Humans being humans, we tend to believe and cling to the first version of a rule that we hear. Think about the grammar "rules" your granny taught you, such as "Never split an infinitive". That rule never was true or appropriate for the English language. It probably arose from the Latin model of the first English grammarians. In Latin you can't split an infinitive, they thought, therefore in English you mustn't split an infinitive. I suppose — but how would I know?
Here is another early rule revered beyond its limitations:
"When people click a link, the headline of the web page they arrive on should always match the link-text they have clicked."
You can see the logic behind this: web readers should get no nasty surprises. We click, assuming we know what the page will be about. The page must obviously be the right page or it is annoying and time-wasting.
The link=headline equation is perfect when the link is embedded in the content of a page. There, writers are free to use enough words to give the gist of a page. But when the link is a menu item, the rule turns to custard. It produces mountains of web pages with 1- or 2-word headlines, generic labels that provide almost no information.
Anyone who has learned this rule early in their web career will find it hard to change. But change they must, if readers are to grasp the point of a page in a glance lasting less than one second—as we do.

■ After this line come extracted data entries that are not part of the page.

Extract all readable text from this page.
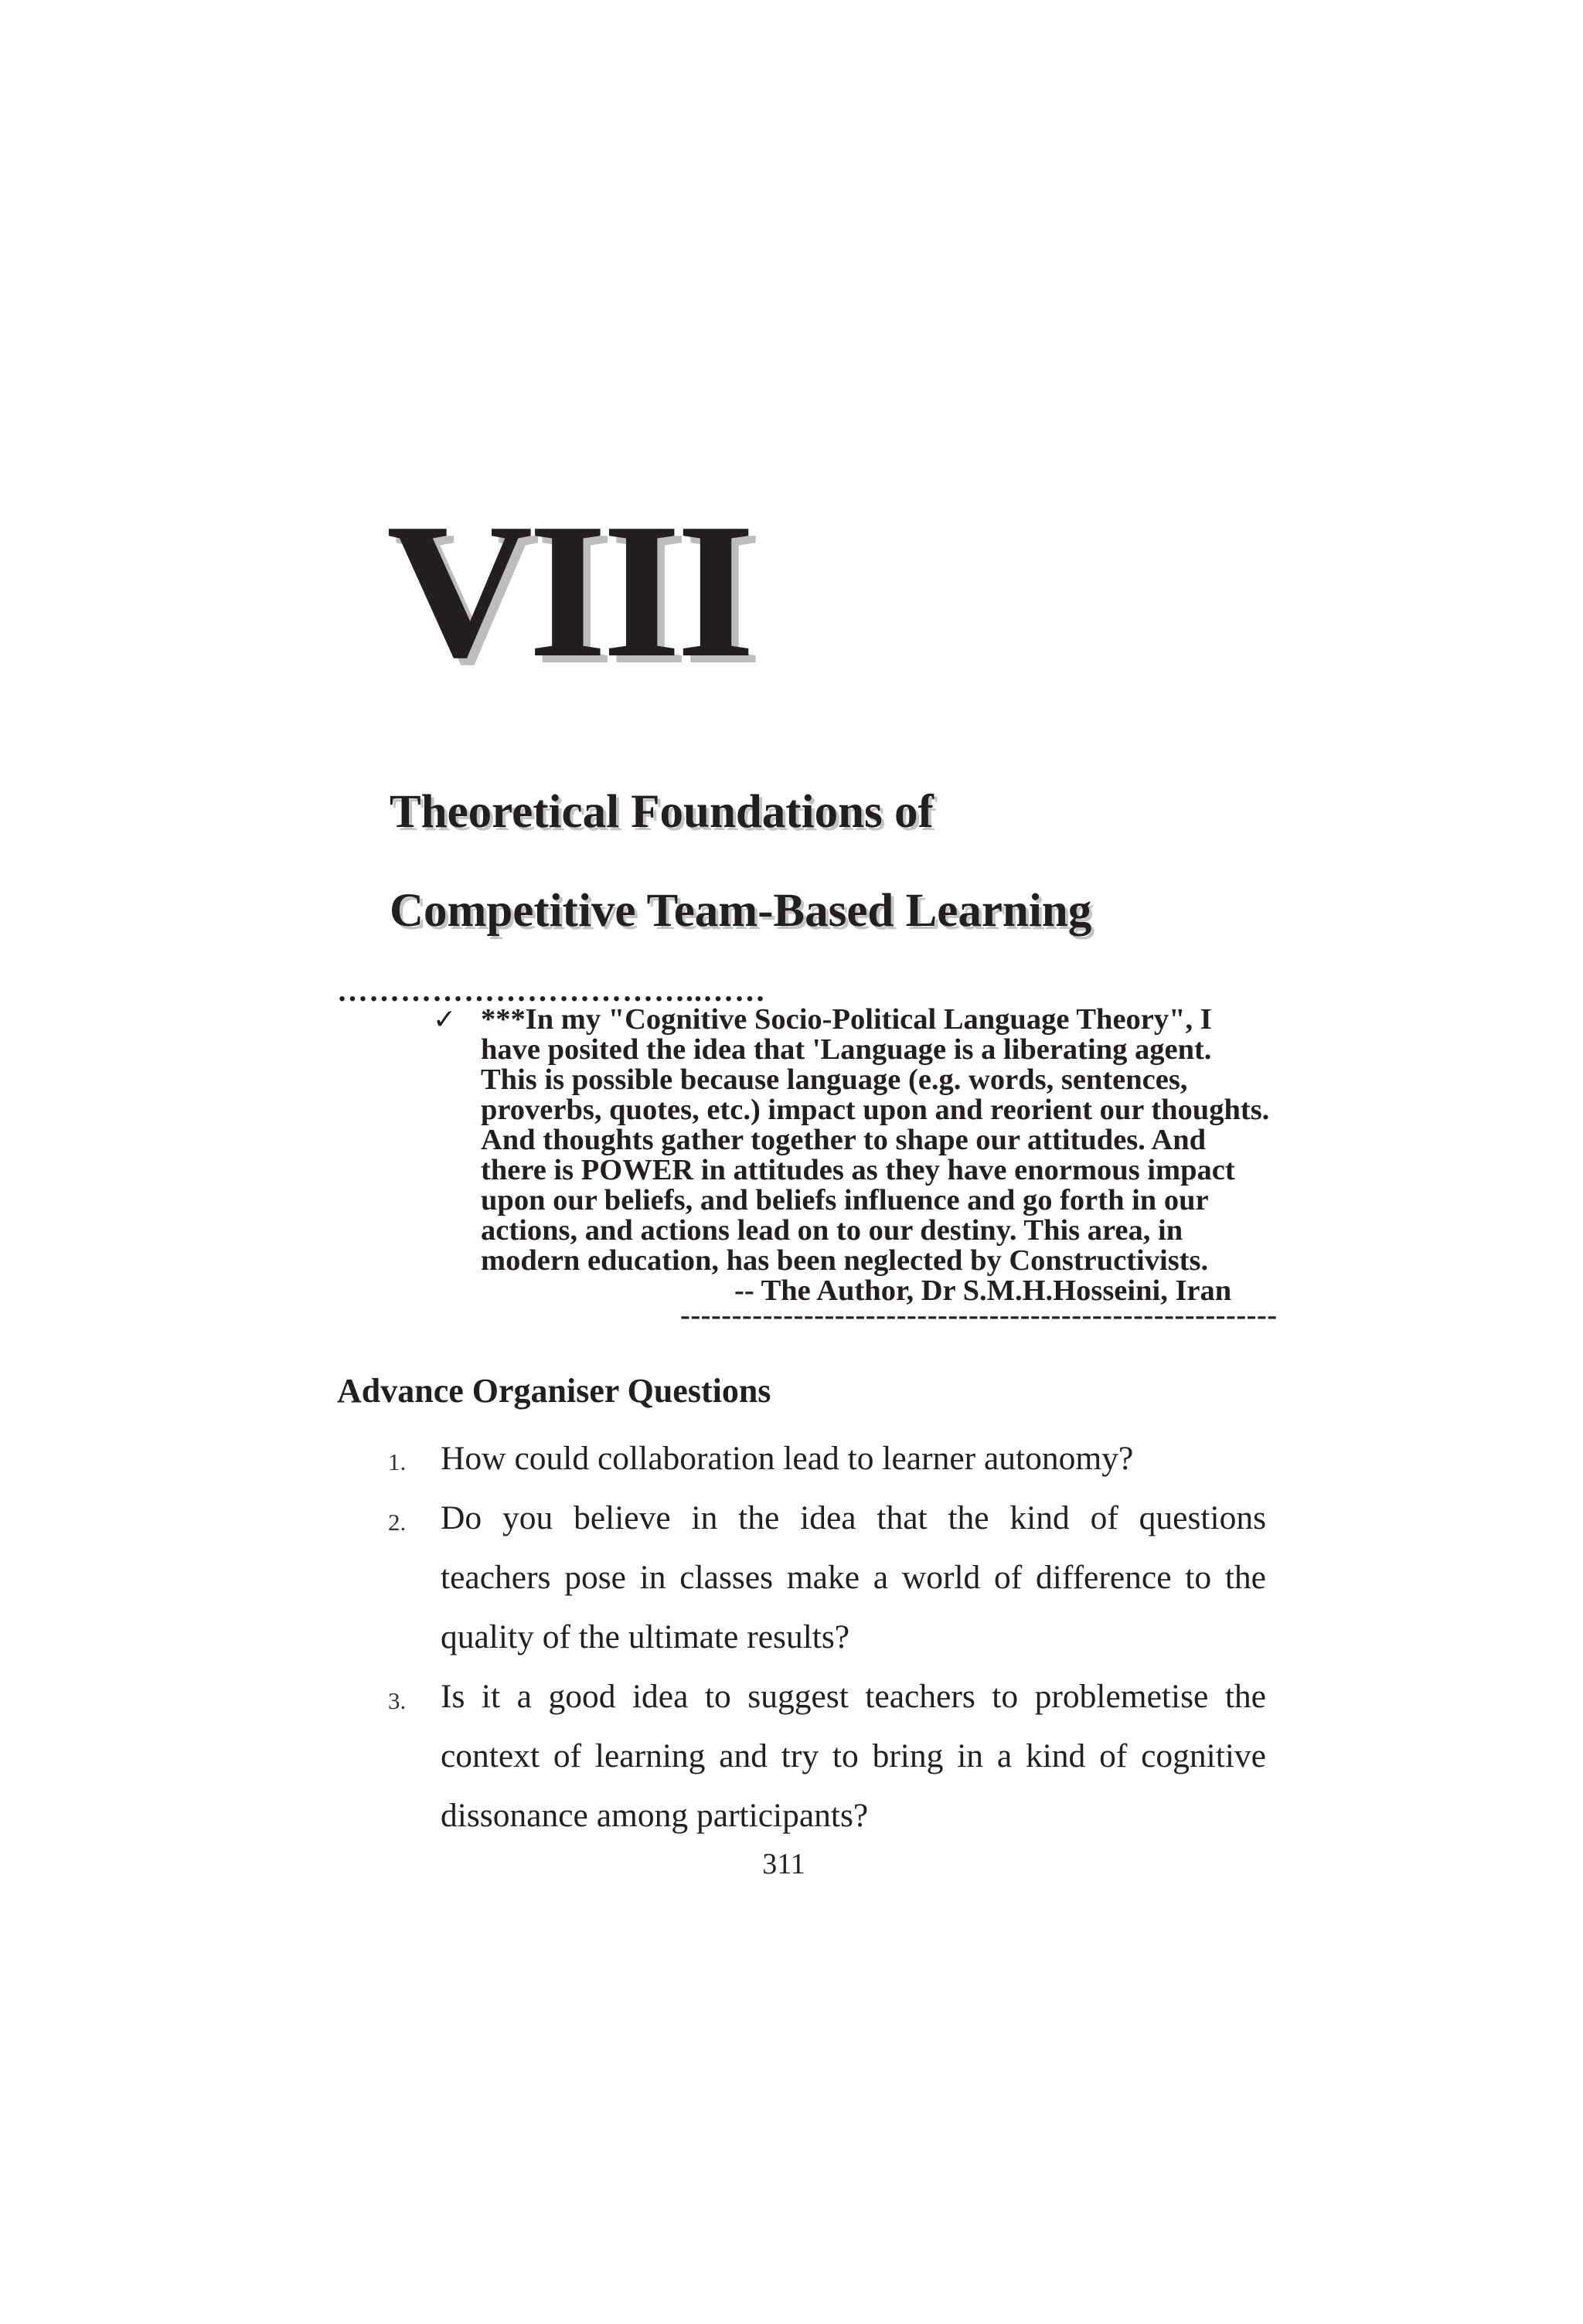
VIII
Theoretical Foundations of
Competitive Team-Based Learning
……………………………..……
✓ ***In my "Cognitive Socio-Political Language Theory", I
have posited the idea that 'Language is a liberating agent.
This is possible because language (e.g. words, sentences,
proverbs, quotes, etc.) impact upon and reorient our thoughts.
And thoughts gather together to shape our attitudes. And
there is POWER in attitudes as they have enormous impact
upon our beliefs, and beliefs influence and go forth in our
actions, and actions lead on to our destiny. This area, in
modern education, has been neglected by Constructivists.
-- The Author, Dr S.M.H.Hosseini, Iran
----------------------------------------------------------
Advance Organiser Questions
1. How could collaboration lead to learner autonomy?
2. Do you believe in the idea that the kind of questions
teachers pose in classes make a world of difference to the
quality of the ultimate results?
3. Is it a good idea to suggest teachers to problemetise the
context of learning and try to bring in a kind of cognitive
dissonance among participants?
311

It's worse when the web developer has the link=headline rule embedded in the brain. Then entire web sites are locked into a cycle: writers are not permitted or enabled write a powerful headline, but must use a wimpy label like Products. That's fine for breadcrumbs, no good for a headline.
If your web site uses this system, here's a workaround. Follow the headline with a sub-headline that says what the page is *really* for or about.
P.S. The photo shows me trying to change my walking habits on instructions from my physio. Sometimes I remember. Sometimes not.